Many of our positions have been confirmed also through the ECHR's advisory opinion. Aram Vardevanyan, an attorney of Armenia’s second President Robert Kocharyan, wrote about this on his Facebook page. He added as follows:

I would like to present, in short, in my assessment, some of the starting points of the ECHR's advisory opinion.

1) The ECHR has specified that if the norms of the Constitution are referred to through the Criminal Code, they must be clear and predictable, including in terms of the elements of a crime. The wording of such a blanket norm cannot be such that the scope of the act is expanded. Our position has always been that [Article] 300.1 [of the Criminal Code] does not have that clarity and predictability, including in terms of the scope of the act, and cannot.

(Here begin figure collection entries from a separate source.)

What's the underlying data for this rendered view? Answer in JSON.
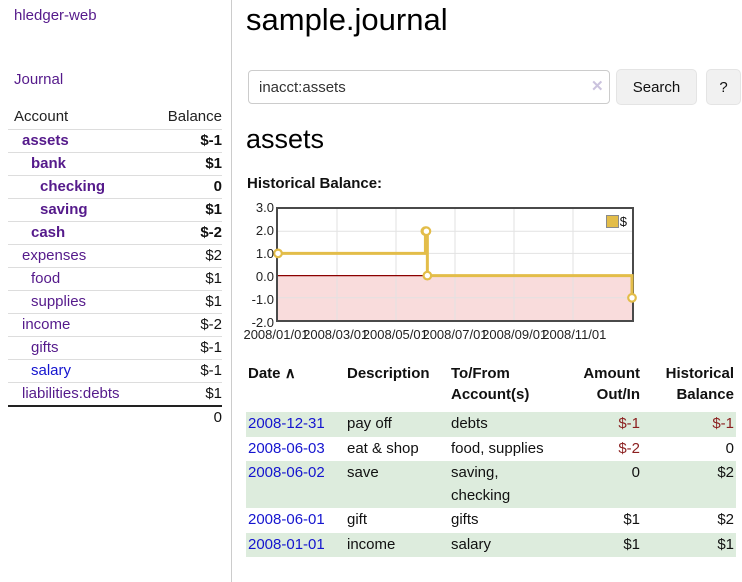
{
  "app": {
    "brand": "hledger-web",
    "nav_journal": "Journal"
  },
  "sidebar": {
    "headers": {
      "account": "Account",
      "balance": "Balance"
    },
    "accounts": [
      {
        "name": "assets",
        "balance": "$-1",
        "level": 1,
        "bold": true,
        "neg": "strong"
      },
      {
        "name": "bank",
        "balance": "$1",
        "level": 2,
        "bold": true
      },
      {
        "name": "checking",
        "balance": "0",
        "level": 3,
        "bold": true
      },
      {
        "name": "saving",
        "balance": "$1",
        "level": 3,
        "bold": true
      },
      {
        "name": "cash",
        "balance": "$-2",
        "level": 2,
        "bold": true,
        "neg": "strong"
      },
      {
        "name": "expenses",
        "balance": "$2",
        "level": 1
      },
      {
        "name": "food",
        "balance": "$1",
        "level": 2
      },
      {
        "name": "supplies",
        "balance": "$1",
        "level": 2
      },
      {
        "name": "income",
        "balance": "$-2",
        "level": 1,
        "neg": "soft"
      },
      {
        "name": "gifts",
        "balance": "$-1",
        "level": 2,
        "neg": "soft"
      },
      {
        "name": "salary",
        "balance": "$-1",
        "level": 2,
        "neg": "soft",
        "blue": true
      },
      {
        "name": "liabilities:debts",
        "balance": "$1",
        "level": 1
      }
    ],
    "total": "0"
  },
  "header": {
    "title": "sample.journal"
  },
  "search": {
    "value": "inacct:assets",
    "clear_icon": "✕",
    "button": "Search",
    "help_button": "?"
  },
  "account_page": {
    "heading": "assets",
    "chart_label": "Historical Balance:"
  },
  "chart_data": {
    "type": "line",
    "step": true,
    "title": "Historical Balance:",
    "legend": "$",
    "x_start": "2008-01-01",
    "x_end": "2008-12-31",
    "points": [
      [
        "2008-01-01",
        1
      ],
      [
        "2008-06-01",
        2
      ],
      [
        "2008-06-02",
        2
      ],
      [
        "2008-06-03",
        0
      ],
      [
        "2008-12-31",
        -1
      ]
    ],
    "ylim": [
      -2,
      3
    ],
    "y_ticks": [
      "3.0",
      "2.0",
      "1.0",
      "0.0",
      "-1.0",
      "-2.0"
    ],
    "x_ticks": [
      "2008/01/01",
      "2008/03/01",
      "2008/05/01",
      "2008/07/01",
      "2008/09/01",
      "2008/11/01"
    ],
    "line_color": "#e3bd49",
    "negative_region_color": "#f9dcdc",
    "zero_line_color": "#8b0000",
    "grid_color": "#e2e2e2"
  },
  "register": {
    "headers": {
      "date": "Date",
      "sort_icon": "∧",
      "description": "Description",
      "accounts_line1": "To/From",
      "accounts_line2": "Account(s)",
      "amount_line1": "Amount",
      "amount_line2": "Out/In",
      "balance_line1": "Historical",
      "balance_line2": "Balance"
    },
    "rows": [
      {
        "date": "2008-12-31",
        "description": "pay off",
        "accounts": "debts",
        "amount": "$-1",
        "amount_neg": true,
        "balance": "$-1",
        "balance_neg": true
      },
      {
        "date": "2008-06-03",
        "description": "eat & shop",
        "accounts": "food, supplies",
        "amount": "$-2",
        "amount_neg": true,
        "balance": "0",
        "balance_neg": false
      },
      {
        "date": "2008-06-02",
        "description": "save",
        "accounts": "saving, checking",
        "amount": "0",
        "amount_neg": false,
        "balance": "$2",
        "balance_neg": false
      },
      {
        "date": "2008-06-01",
        "description": "gift",
        "accounts": "gifts",
        "amount": "$1",
        "amount_neg": false,
        "balance": "$2",
        "balance_neg": false
      },
      {
        "date": "2008-01-01",
        "description": "income",
        "accounts": "salary",
        "amount": "$1",
        "amount_neg": false,
        "balance": "$1",
        "balance_neg": false
      }
    ]
  }
}
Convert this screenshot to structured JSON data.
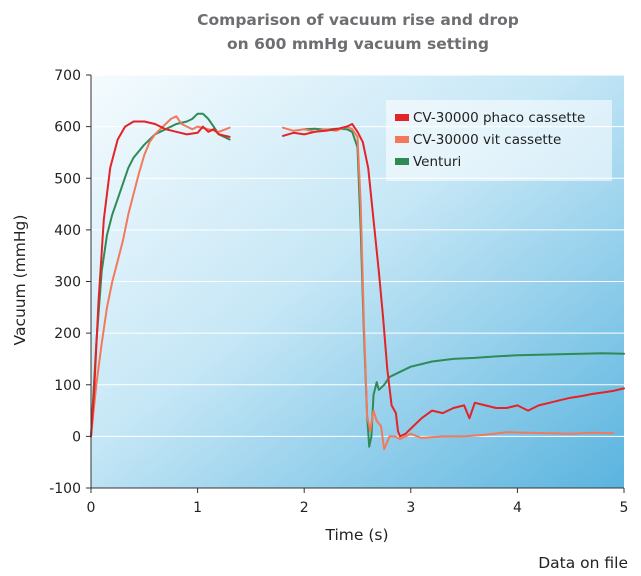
{
  "chart_data": {
    "type": "line",
    "title_line1": "Comparison of vacuum rise and drop",
    "title_line2": "on 600 mmHg vacuum setting",
    "xlabel": "Time (s)",
    "ylabel": "Vacuum (mmHg)",
    "xlim": [
      0,
      5
    ],
    "ylim": [
      -100,
      700
    ],
    "x_ticks": [
      "0",
      "1",
      "2",
      "3",
      "4",
      "5"
    ],
    "y_ticks": [
      "-100",
      "0",
      "100",
      "200",
      "300",
      "400",
      "500",
      "600",
      "700"
    ],
    "grid": "horizontal",
    "legend_position": "top-right",
    "note": "Data on file",
    "series": [
      {
        "name": "CV-30000 phaco cassette",
        "color": "#e32326",
        "segments": [
          [
            [
              0,
              0
            ],
            [
              0.03,
              90
            ],
            [
              0.07,
              260
            ],
            [
              0.12,
              420
            ],
            [
              0.18,
              520
            ],
            [
              0.25,
              575
            ],
            [
              0.32,
              600
            ],
            [
              0.4,
              610
            ],
            [
              0.5,
              610
            ],
            [
              0.6,
              605
            ],
            [
              0.7,
              595
            ],
            [
              0.8,
              590
            ],
            [
              0.9,
              585
            ],
            [
              1.0,
              588
            ],
            [
              1.05,
              600
            ],
            [
              1.1,
              590
            ],
            [
              1.15,
              595
            ],
            [
              1.2,
              585
            ],
            [
              1.3,
              580
            ]
          ],
          [
            [
              1.8,
              582
            ],
            [
              1.9,
              588
            ],
            [
              2.0,
              585
            ],
            [
              2.1,
              590
            ],
            [
              2.2,
              592
            ],
            [
              2.3,
              595
            ],
            [
              2.4,
              600
            ],
            [
              2.45,
              605
            ],
            [
              2.5,
              590
            ],
            [
              2.55,
              570
            ],
            [
              2.6,
              520
            ],
            [
              2.65,
              420
            ],
            [
              2.7,
              320
            ],
            [
              2.74,
              230
            ],
            [
              2.78,
              130
            ],
            [
              2.82,
              60
            ],
            [
              2.86,
              45
            ],
            [
              2.88,
              10
            ],
            [
              2.9,
              0
            ],
            [
              2.95,
              5
            ],
            [
              3.0,
              15
            ],
            [
              3.1,
              35
            ],
            [
              3.2,
              50
            ],
            [
              3.3,
              45
            ],
            [
              3.4,
              55
            ],
            [
              3.5,
              60
            ],
            [
              3.55,
              35
            ],
            [
              3.6,
              65
            ],
            [
              3.7,
              60
            ],
            [
              3.8,
              55
            ],
            [
              3.9,
              55
            ],
            [
              4.0,
              60
            ],
            [
              4.1,
              50
            ],
            [
              4.2,
              60
            ],
            [
              4.3,
              65
            ],
            [
              4.4,
              70
            ],
            [
              4.5,
              75
            ],
            [
              4.6,
              78
            ],
            [
              4.7,
              82
            ],
            [
              4.8,
              85
            ],
            [
              4.9,
              88
            ],
            [
              5.0,
              93
            ]
          ]
        ]
      },
      {
        "name": "CV-30000 vit cassette",
        "color": "#f2795b",
        "segments": [
          [
            [
              0,
              0
            ],
            [
              0.05,
              100
            ],
            [
              0.1,
              180
            ],
            [
              0.15,
              250
            ],
            [
              0.2,
              300
            ],
            [
              0.25,
              340
            ],
            [
              0.3,
              380
            ],
            [
              0.35,
              430
            ],
            [
              0.4,
              470
            ],
            [
              0.45,
              510
            ],
            [
              0.5,
              545
            ],
            [
              0.55,
              570
            ],
            [
              0.6,
              585
            ],
            [
              0.7,
              605
            ],
            [
              0.75,
              615
            ],
            [
              0.8,
              620
            ],
            [
              0.85,
              605
            ],
            [
              0.9,
              600
            ],
            [
              0.95,
              595
            ],
            [
              1.0,
              600
            ],
            [
              1.1,
              595
            ],
            [
              1.2,
              590
            ],
            [
              1.3,
              598
            ]
          ],
          [
            [
              1.8,
              598
            ],
            [
              1.9,
              592
            ],
            [
              2.0,
              595
            ],
            [
              2.1,
              590
            ],
            [
              2.2,
              595
            ],
            [
              2.3,
              592
            ],
            [
              2.4,
              600
            ],
            [
              2.45,
              595
            ],
            [
              2.5,
              580
            ],
            [
              2.53,
              450
            ],
            [
              2.56,
              220
            ],
            [
              2.59,
              40
            ],
            [
              2.62,
              10
            ],
            [
              2.65,
              50
            ],
            [
              2.68,
              30
            ],
            [
              2.72,
              20
            ],
            [
              2.75,
              -25
            ],
            [
              2.8,
              0
            ],
            [
              2.85,
              0
            ],
            [
              2.9,
              -5
            ],
            [
              3.0,
              5
            ],
            [
              3.1,
              -3
            ],
            [
              3.3,
              0
            ],
            [
              3.5,
              0
            ],
            [
              3.7,
              3
            ],
            [
              3.9,
              8
            ],
            [
              4.1,
              7
            ],
            [
              4.3,
              6
            ],
            [
              4.5,
              5
            ],
            [
              4.7,
              7
            ],
            [
              4.9,
              6
            ]
          ]
        ]
      },
      {
        "name": "Venturi",
        "color": "#2e8b57",
        "segments": [
          [
            [
              0,
              0
            ],
            [
              0.05,
              180
            ],
            [
              0.1,
              320
            ],
            [
              0.15,
              390
            ],
            [
              0.2,
              430
            ],
            [
              0.25,
              460
            ],
            [
              0.3,
              490
            ],
            [
              0.35,
              520
            ],
            [
              0.4,
              540
            ],
            [
              0.5,
              565
            ],
            [
              0.6,
              585
            ],
            [
              0.7,
              595
            ],
            [
              0.8,
              605
            ],
            [
              0.9,
              610
            ],
            [
              0.95,
              615
            ],
            [
              1.0,
              625
            ],
            [
              1.05,
              625
            ],
            [
              1.1,
              615
            ],
            [
              1.15,
              600
            ],
            [
              1.2,
              585
            ],
            [
              1.3,
              575
            ]
          ],
          [
            [
              2.0,
              595
            ],
            [
              2.1,
              596
            ],
            [
              2.2,
              594
            ],
            [
              2.3,
              596
            ],
            [
              2.4,
              595
            ],
            [
              2.45,
              590
            ],
            [
              2.5,
              560
            ],
            [
              2.53,
              400
            ],
            [
              2.56,
              200
            ],
            [
              2.59,
              40
            ],
            [
              2.61,
              -20
            ],
            [
              2.63,
              0
            ],
            [
              2.65,
              80
            ],
            [
              2.68,
              105
            ],
            [
              2.7,
              90
            ],
            [
              2.75,
              100
            ],
            [
              2.8,
              115
            ],
            [
              2.9,
              125
            ],
            [
              3.0,
              135
            ],
            [
              3.1,
              140
            ],
            [
              3.2,
              145
            ],
            [
              3.4,
              150
            ],
            [
              3.6,
              152
            ],
            [
              3.8,
              155
            ],
            [
              4.0,
              157
            ],
            [
              4.2,
              158
            ],
            [
              4.4,
              159
            ],
            [
              4.6,
              160
            ],
            [
              4.8,
              161
            ],
            [
              5.0,
              160
            ]
          ]
        ]
      }
    ]
  }
}
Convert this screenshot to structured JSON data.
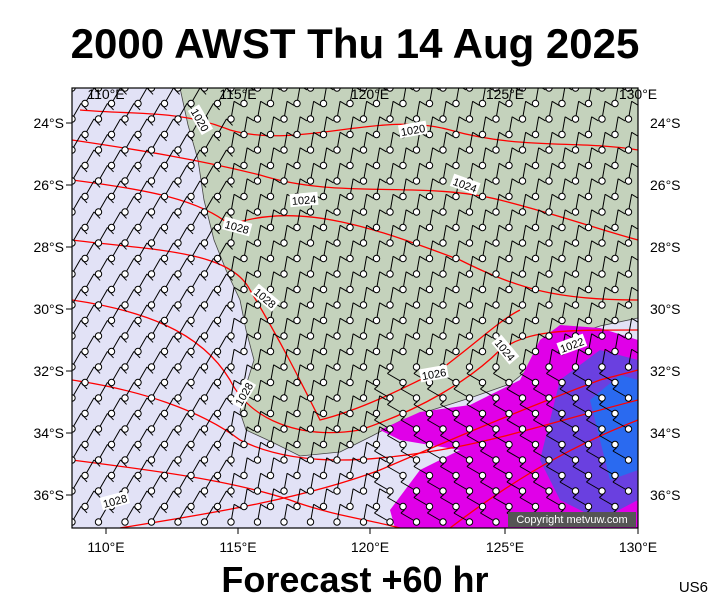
{
  "title": "2000 AWST Thu 14 Aug 2025",
  "lon_labels": [
    "110°E",
    "115°E",
    "120°E",
    "125°E",
    "130°E"
  ],
  "lat_labels": [
    "24°S",
    "26°S",
    "28°S",
    "30°S",
    "32°S",
    "34°S",
    "36°S"
  ],
  "isobar_labels": [
    "1020",
    "1020",
    "1024",
    "1024",
    "1028",
    "1028",
    "1024",
    "1022",
    "1026",
    "1028",
    "1028"
  ],
  "copyright": "Copyright metvuw.com",
  "footer": "Forecast +60 hr",
  "code": "US6"
}
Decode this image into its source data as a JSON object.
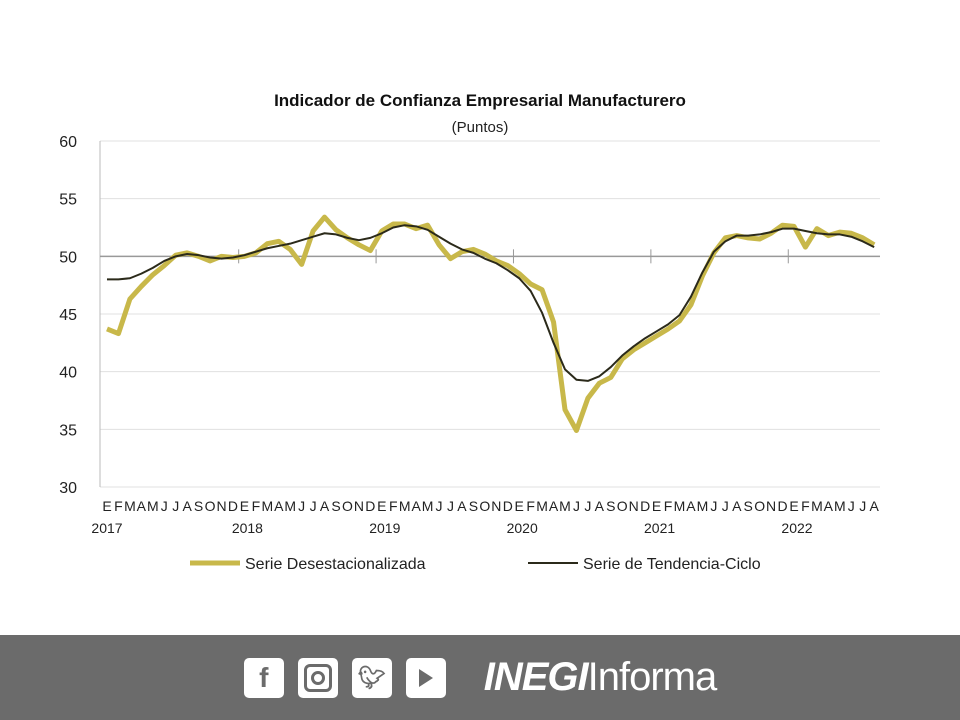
{
  "chart_data": {
    "type": "line",
    "title": "Indicador de Confianza Empresarial Manufacturero",
    "subtitle": "(Puntos)",
    "ylim": [
      30,
      60
    ],
    "yticks": [
      "30",
      "35",
      "40",
      "45",
      "50",
      "55",
      "60"
    ],
    "month_labels": [
      "E",
      "F",
      "M",
      "A",
      "M",
      "J",
      "J",
      "A",
      "S",
      "O",
      "N",
      "D"
    ],
    "years": [
      "2017",
      "2018",
      "2019",
      "2020",
      "2021",
      "2022"
    ],
    "reference_line": 50,
    "series": [
      {
        "name": "Serie Desestacionalizada",
        "color": "#c8b84a",
        "values": [
          43.7,
          43.3,
          46.3,
          47.4,
          48.4,
          49.2,
          50.1,
          50.3,
          50.0,
          49.6,
          50.0,
          49.9,
          50.0,
          50.3,
          51.1,
          51.3,
          50.6,
          49.3,
          52.2,
          53.4,
          52.3,
          51.6,
          51.0,
          50.5,
          52.2,
          52.8,
          52.8,
          52.4,
          52.7,
          51.0,
          49.8,
          50.4,
          50.6,
          50.2,
          49.6,
          49.2,
          48.5,
          47.6,
          47.1,
          44.3,
          36.7,
          34.9,
          37.7,
          39.0,
          39.5,
          41.1,
          41.9,
          42.5,
          43.1,
          43.7,
          44.4,
          45.8,
          48.3,
          50.3,
          51.6,
          51.8,
          51.6,
          51.5,
          52.0,
          52.7,
          52.6,
          50.8,
          52.4,
          51.8,
          52.1,
          52.0,
          51.6,
          51.0
        ]
      },
      {
        "name": "Serie de Tendencia-Ciclo",
        "color": "#2b2a1a",
        "values": [
          48.0,
          48.0,
          48.1,
          48.5,
          49.0,
          49.6,
          50.0,
          50.2,
          50.1,
          49.9,
          49.8,
          49.9,
          50.1,
          50.4,
          50.7,
          50.9,
          51.1,
          51.4,
          51.7,
          52.0,
          51.9,
          51.6,
          51.4,
          51.6,
          52.0,
          52.5,
          52.7,
          52.6,
          52.3,
          51.7,
          51.1,
          50.6,
          50.3,
          49.8,
          49.4,
          48.8,
          48.1,
          47.0,
          45.1,
          42.5,
          40.2,
          39.3,
          39.2,
          39.6,
          40.4,
          41.4,
          42.2,
          42.9,
          43.5,
          44.1,
          44.9,
          46.5,
          48.6,
          50.4,
          51.3,
          51.8,
          51.8,
          51.9,
          52.1,
          52.4,
          52.4,
          52.2,
          52.0,
          51.9,
          51.9,
          51.7,
          51.3,
          50.8
        ]
      }
    ],
    "legend": "bottom"
  },
  "footer": {
    "brand_bold": "INEGI",
    "brand_light": "Informa",
    "social": [
      "facebook-icon",
      "instagram-icon",
      "twitter-icon",
      "youtube-icon"
    ]
  }
}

2) Article 300.1’s blanket norms—the articles of the Constitution—were amended in 2015 through a referendum, effectively excluding its clarity, stability, and predictability in relation to the alleged act in 2008.

3) The ECHR has recorded that there is no single rule of retroactive effect, but the Court has always given importance to domestic judicial practice. The ECHR has also noted that the norms that toughen the crime cannot have retroactive effect, and that this issue should be addressed on the basis of the principle of concretization. We all know, and we have mentioned about it, that there is already an internal judicial practice in the Republic of Armenia—in the case of the 7—when 300.1 was considered a new crime, with aggravating nature, and was not applicable. Therefore, in this case, too, the ECHR has recorded what we have repeatedly stated. We have presented all our positions based on the very principle of concretization, including the relevant petition to the CC [Constitutional Court].

4) The ECHR has found that 1-2 questions, which were referring to the matter of general interpretation of the principle of legal certainty, were generally worded, and it did not answer separately. However, the ECHR actually referred to them within the framework of the third matter.